The GSM decoder consists of the following functional blocks:
• preprocessing of signals and adjustment of carrier frequency shift,
• search for known training sequences and adjustment of carrier phase and symbol synchronization,
• Evaluator of the channel impulse response and Viterbi EQ with a soft output
• reverse interleaver and Viterbi decoder external convolutional code
• parsing data packets

Preliminary processing.

The GSM preprocessing unit performs the following functions:
• conversion of input quadrature samples from an arbitrary input format to an internal representation format and resampling from an input sampling frequency in the range of 250–500 kHz to a fixed frequency equal to twice the symbol rate
• low-pass filtering of the signal with decimation to the symbol rate, estimation of the input signal level
• compensation of the input shift of the carrier frequency by multiplying with the complex sine wave of the corresponding frequency
• block alignment of output samples at the beginning of the frame

Search for training sequences.

The block search for training sequences performs the following functions:
• preliminary search of frequency correction packets (FCH channel) by calculating the correlation with a known reference signal; to save resources, the preliminary search is performed with a large time step
• clarification of the position of the frequency correction packet and estimation of the carrier frequency shift
• frame time synchronization by synchronization packets (SCH channel)
• phase adjustment of the carrier frequency of SCH, BCCH, TCH packets
• estimation of the phase of symbolic synchronization of SCH, BCCH, TCH packets and interpolation in order to achieve maximum opening of the diagram eye
• detection of empty (Dummy) packets transmitted over the TCH channel.
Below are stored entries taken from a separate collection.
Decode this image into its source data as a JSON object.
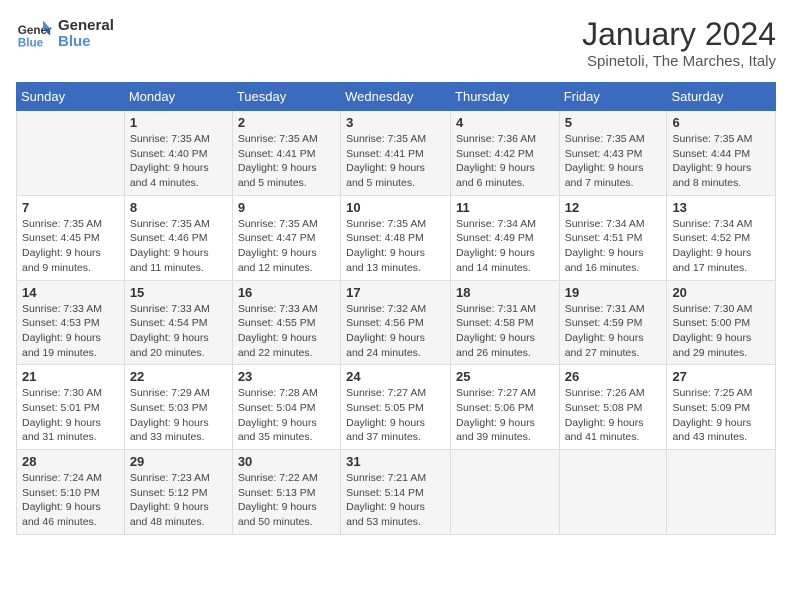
{
  "logo": {
    "text_general": "General",
    "text_blue": "Blue"
  },
  "header": {
    "month": "January 2024",
    "location": "Spinetoli, The Marches, Italy"
  },
  "days_of_week": [
    "Sunday",
    "Monday",
    "Tuesday",
    "Wednesday",
    "Thursday",
    "Friday",
    "Saturday"
  ],
  "weeks": [
    [
      {
        "day": "",
        "sunrise": "",
        "sunset": "",
        "daylight": ""
      },
      {
        "day": "1",
        "sunrise": "Sunrise: 7:35 AM",
        "sunset": "Sunset: 4:40 PM",
        "daylight": "Daylight: 9 hours and 4 minutes."
      },
      {
        "day": "2",
        "sunrise": "Sunrise: 7:35 AM",
        "sunset": "Sunset: 4:41 PM",
        "daylight": "Daylight: 9 hours and 5 minutes."
      },
      {
        "day": "3",
        "sunrise": "Sunrise: 7:35 AM",
        "sunset": "Sunset: 4:41 PM",
        "daylight": "Daylight: 9 hours and 5 minutes."
      },
      {
        "day": "4",
        "sunrise": "Sunrise: 7:36 AM",
        "sunset": "Sunset: 4:42 PM",
        "daylight": "Daylight: 9 hours and 6 minutes."
      },
      {
        "day": "5",
        "sunrise": "Sunrise: 7:35 AM",
        "sunset": "Sunset: 4:43 PM",
        "daylight": "Daylight: 9 hours and 7 minutes."
      },
      {
        "day": "6",
        "sunrise": "Sunrise: 7:35 AM",
        "sunset": "Sunset: 4:44 PM",
        "daylight": "Daylight: 9 hours and 8 minutes."
      }
    ],
    [
      {
        "day": "7",
        "sunrise": "Sunrise: 7:35 AM",
        "sunset": "Sunset: 4:45 PM",
        "daylight": "Daylight: 9 hours and 9 minutes."
      },
      {
        "day": "8",
        "sunrise": "Sunrise: 7:35 AM",
        "sunset": "Sunset: 4:46 PM",
        "daylight": "Daylight: 9 hours and 11 minutes."
      },
      {
        "day": "9",
        "sunrise": "Sunrise: 7:35 AM",
        "sunset": "Sunset: 4:47 PM",
        "daylight": "Daylight: 9 hours and 12 minutes."
      },
      {
        "day": "10",
        "sunrise": "Sunrise: 7:35 AM",
        "sunset": "Sunset: 4:48 PM",
        "daylight": "Daylight: 9 hours and 13 minutes."
      },
      {
        "day": "11",
        "sunrise": "Sunrise: 7:34 AM",
        "sunset": "Sunset: 4:49 PM",
        "daylight": "Daylight: 9 hours and 14 minutes."
      },
      {
        "day": "12",
        "sunrise": "Sunrise: 7:34 AM",
        "sunset": "Sunset: 4:51 PM",
        "daylight": "Daylight: 9 hours and 16 minutes."
      },
      {
        "day": "13",
        "sunrise": "Sunrise: 7:34 AM",
        "sunset": "Sunset: 4:52 PM",
        "daylight": "Daylight: 9 hours and 17 minutes."
      }
    ],
    [
      {
        "day": "14",
        "sunrise": "Sunrise: 7:33 AM",
        "sunset": "Sunset: 4:53 PM",
        "daylight": "Daylight: 9 hours and 19 minutes."
      },
      {
        "day": "15",
        "sunrise": "Sunrise: 7:33 AM",
        "sunset": "Sunset: 4:54 PM",
        "daylight": "Daylight: 9 hours and 20 minutes."
      },
      {
        "day": "16",
        "sunrise": "Sunrise: 7:33 AM",
        "sunset": "Sunset: 4:55 PM",
        "daylight": "Daylight: 9 hours and 22 minutes."
      },
      {
        "day": "17",
        "sunrise": "Sunrise: 7:32 AM",
        "sunset": "Sunset: 4:56 PM",
        "daylight": "Daylight: 9 hours and 24 minutes."
      },
      {
        "day": "18",
        "sunrise": "Sunrise: 7:31 AM",
        "sunset": "Sunset: 4:58 PM",
        "daylight": "Daylight: 9 hours and 26 minutes."
      },
      {
        "day": "19",
        "sunrise": "Sunrise: 7:31 AM",
        "sunset": "Sunset: 4:59 PM",
        "daylight": "Daylight: 9 hours and 27 minutes."
      },
      {
        "day": "20",
        "sunrise": "Sunrise: 7:30 AM",
        "sunset": "Sunset: 5:00 PM",
        "daylight": "Daylight: 9 hours and 29 minutes."
      }
    ],
    [
      {
        "day": "21",
        "sunrise": "Sunrise: 7:30 AM",
        "sunset": "Sunset: 5:01 PM",
        "daylight": "Daylight: 9 hours and 31 minutes."
      },
      {
        "day": "22",
        "sunrise": "Sunrise: 7:29 AM",
        "sunset": "Sunset: 5:03 PM",
        "daylight": "Daylight: 9 hours and 33 minutes."
      },
      {
        "day": "23",
        "sunrise": "Sunrise: 7:28 AM",
        "sunset": "Sunset: 5:04 PM",
        "daylight": "Daylight: 9 hours and 35 minutes."
      },
      {
        "day": "24",
        "sunrise": "Sunrise: 7:27 AM",
        "sunset": "Sunset: 5:05 PM",
        "daylight": "Daylight: 9 hours and 37 minutes."
      },
      {
        "day": "25",
        "sunrise": "Sunrise: 7:27 AM",
        "sunset": "Sunset: 5:06 PM",
        "daylight": "Daylight: 9 hours and 39 minutes."
      },
      {
        "day": "26",
        "sunrise": "Sunrise: 7:26 AM",
        "sunset": "Sunset: 5:08 PM",
        "daylight": "Daylight: 9 hours and 41 minutes."
      },
      {
        "day": "27",
        "sunrise": "Sunrise: 7:25 AM",
        "sunset": "Sunset: 5:09 PM",
        "daylight": "Daylight: 9 hours and 43 minutes."
      }
    ],
    [
      {
        "day": "28",
        "sunrise": "Sunrise: 7:24 AM",
        "sunset": "Sunset: 5:10 PM",
        "daylight": "Daylight: 9 hours and 46 minutes."
      },
      {
        "day": "29",
        "sunrise": "Sunrise: 7:23 AM",
        "sunset": "Sunset: 5:12 PM",
        "daylight": "Daylight: 9 hours and 48 minutes."
      },
      {
        "day": "30",
        "sunrise": "Sunrise: 7:22 AM",
        "sunset": "Sunset: 5:13 PM",
        "daylight": "Daylight: 9 hours and 50 minutes."
      },
      {
        "day": "31",
        "sunrise": "Sunrise: 7:21 AM",
        "sunset": "Sunset: 5:14 PM",
        "daylight": "Daylight: 9 hours and 53 minutes."
      },
      {
        "day": "",
        "sunrise": "",
        "sunset": "",
        "daylight": ""
      },
      {
        "day": "",
        "sunrise": "",
        "sunset": "",
        "daylight": ""
      },
      {
        "day": "",
        "sunrise": "",
        "sunset": "",
        "daylight": ""
      }
    ]
  ]
}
Channel estimator and Viterbi equalizer.

The channel impulse response is estimated by calculating the correlation of the signal with the delayed training sequences. From the obtained estimate of the correlation function, the own correlation of the GMSK signal with BT = 0.3 is subtracted, and the results are averaged.

The resulting estimate of the channel impulse response is fed to the Viterbi EQ with a soft output (SOVA), which implements the MLSE decoder. The Viterbi EQ (VE) uses a 64-state grid, the Viterbi EQ state is described by the following components: 1 bit determines the current value of the accumulated phase for all characters from the completed EH, 2 bits describes the characters from the unfinished EY, 3 bits describes the history of the characters. In contrast to the classical implementation, where 4 values ​​of the accumulated phase are used, in the described implementation only 2 phase values ​​(1 bit) are used, which requires a preliminary rotation of each sample on Pi / 2 compared to the previous one.
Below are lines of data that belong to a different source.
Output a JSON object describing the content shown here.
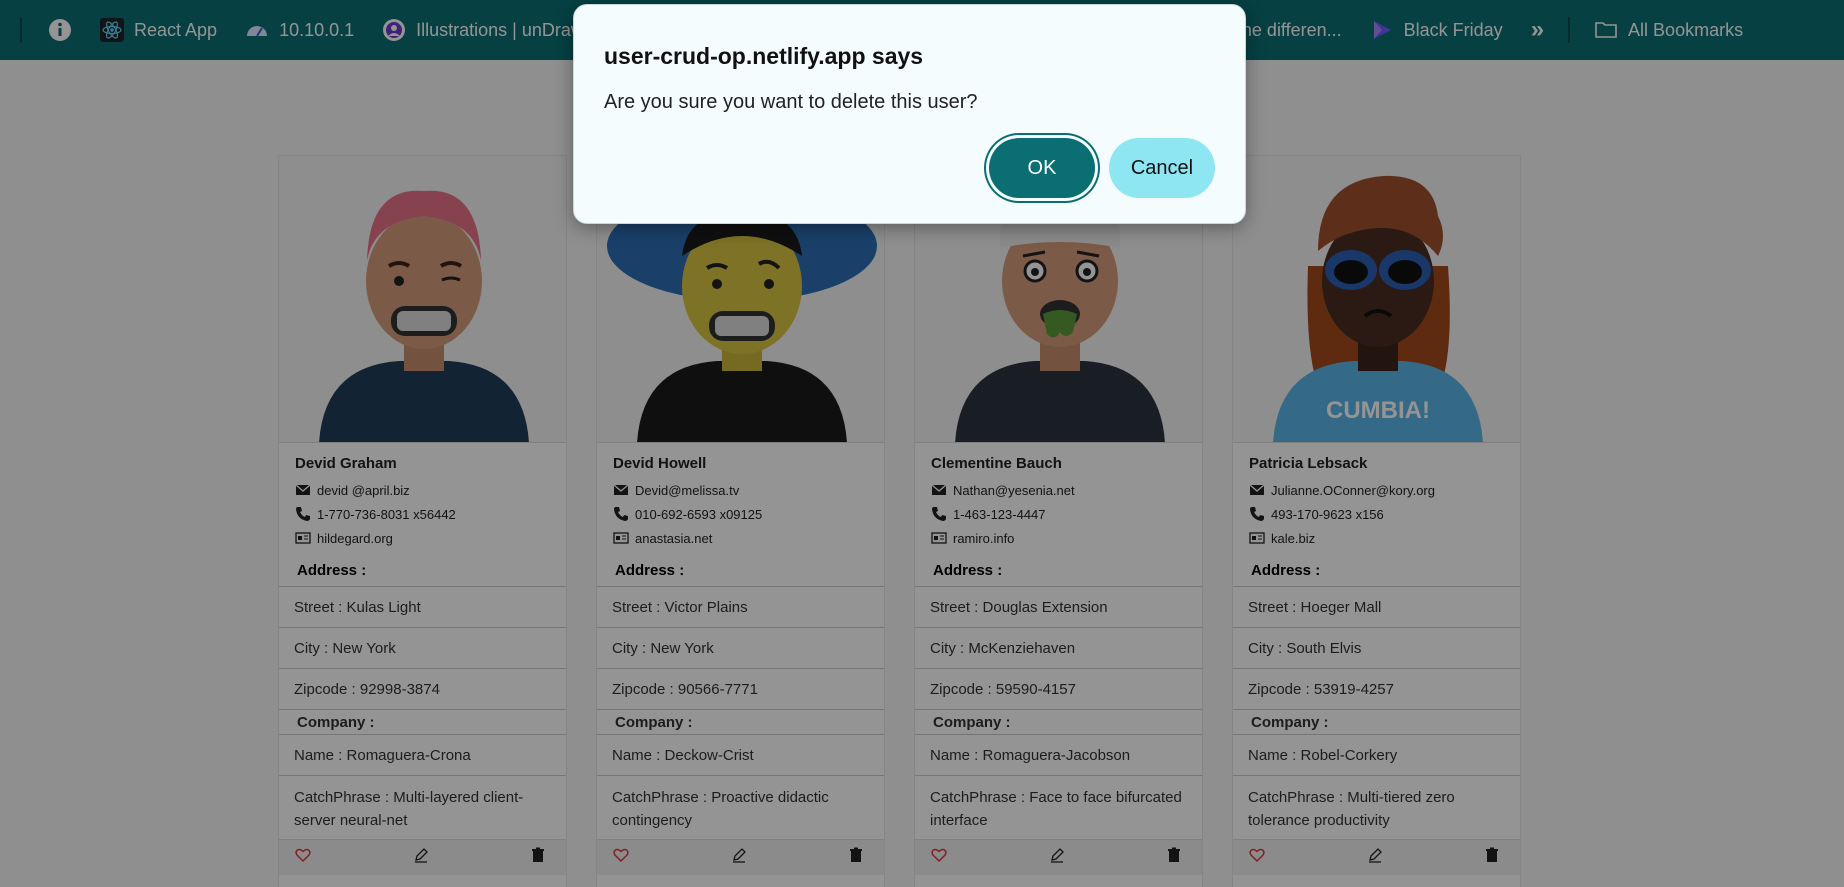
{
  "bookmarks": {
    "items": [
      {
        "label": "",
        "icon": "info-icon"
      },
      {
        "label": "React App",
        "icon": "react-icon"
      },
      {
        "label": "10.10.0.1",
        "icon": "router-icon"
      },
      {
        "label": "Illustrations | unDraw",
        "icon": "undraw-icon"
      },
      {
        "label": "What is the differen...",
        "icon": "page-icon"
      },
      {
        "label": "Black Friday",
        "icon": "play-icon"
      },
      {
        "label": "»",
        "icon": "more-icon"
      },
      {
        "label": "All Bookmarks",
        "icon": "folder-icon"
      }
    ]
  },
  "dialog": {
    "title": "user-crud-op.netlify.app says",
    "message": "Are you sure you want to delete this user?",
    "ok_label": "OK",
    "cancel_label": "Cancel"
  },
  "labels": {
    "address": "Address :",
    "company": "Company :"
  },
  "users": [
    {
      "name": "Devid Graham",
      "email": "devid @april.biz",
      "phone": "1-770-736-8031 x56442",
      "website": "hildegard.org",
      "street": "Street : Kulas Light",
      "city": "City : New York",
      "zipcode": "Zipcode : 92998-3874",
      "company_name": "Name : Romaguera-Crona",
      "catchphrase": "CatchPhrase : Multi-layered client-server neural-net"
    },
    {
      "name": "Devid Howell",
      "email": "Devid@melissa.tv",
      "phone": "010-692-6593 x09125",
      "website": "anastasia.net",
      "street": "Street : Victor Plains",
      "city": "City : New York",
      "zipcode": "Zipcode : 90566-7771",
      "company_name": "Name : Deckow-Crist",
      "catchphrase": "CatchPhrase : Proactive didactic contingency"
    },
    {
      "name": "Clementine Bauch",
      "email": "Nathan@yesenia.net",
      "phone": "1-463-123-4447",
      "website": "ramiro.info",
      "street": "Street : Douglas Extension",
      "city": "City : McKenziehaven",
      "zipcode": "Zipcode : 59590-4157",
      "company_name": "Name : Romaguera-Jacobson",
      "catchphrase": "CatchPhrase : Face to face bifurcated interface"
    },
    {
      "name": "Patricia Lebsack",
      "email": "Julianne.OConner@kory.org",
      "phone": "493-170-9623 x156",
      "website": "kale.biz",
      "street": "Street : Hoeger Mall",
      "city": "City : South Elvis",
      "zipcode": "Zipcode : 53919-4257",
      "company_name": "Name : Robel-Corkery",
      "catchphrase": "CatchPhrase : Multi-tiered zero tolerance productivity",
      "shirt_text": "CUMBIA!"
    }
  ],
  "colors": {
    "teal": "#0b6e73",
    "cancel": "#8fe6f3",
    "heart": "#e0393e"
  }
}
The soft output of the Vitrebi algorithm is formed by multiplying the hard decision by the minimum difference between the metric of the surviving path and the metric of the competitive path, which is distinguished by the given symbol.

This module also performs differential decoding of symbols, evaluation of the signal-to-noise ratio, and estimation of the error rate using known training sequences.

Deinterlager and Viterbi decoder.

The sequencer performs the symbol permutation for the BCCH and TCH channels, inverse to the interleaver and the formation of blocks. The Viterbi decoder performs decoding of a convolutional code using a standard algorithm.

Parser data packages.

The parser checks the reception of data packets by calculating the checksum (in the standard it is called the Block code) and comparing it with the transmitted one. After that, the packet is parsed.

We look at the plotted chart and determine the optimal telecom operator for a given location and run to buy the desired SIM card.

A tuner was purchased on Avito, the photo of the tuner at work in the photo below:


The source codes of the GSM scanner are available in the open GIT repository on Bitbucket. The scanner is built under MS Visual C ++ 2010 Express and Qt 4.8.4.

The program is updated and available for download.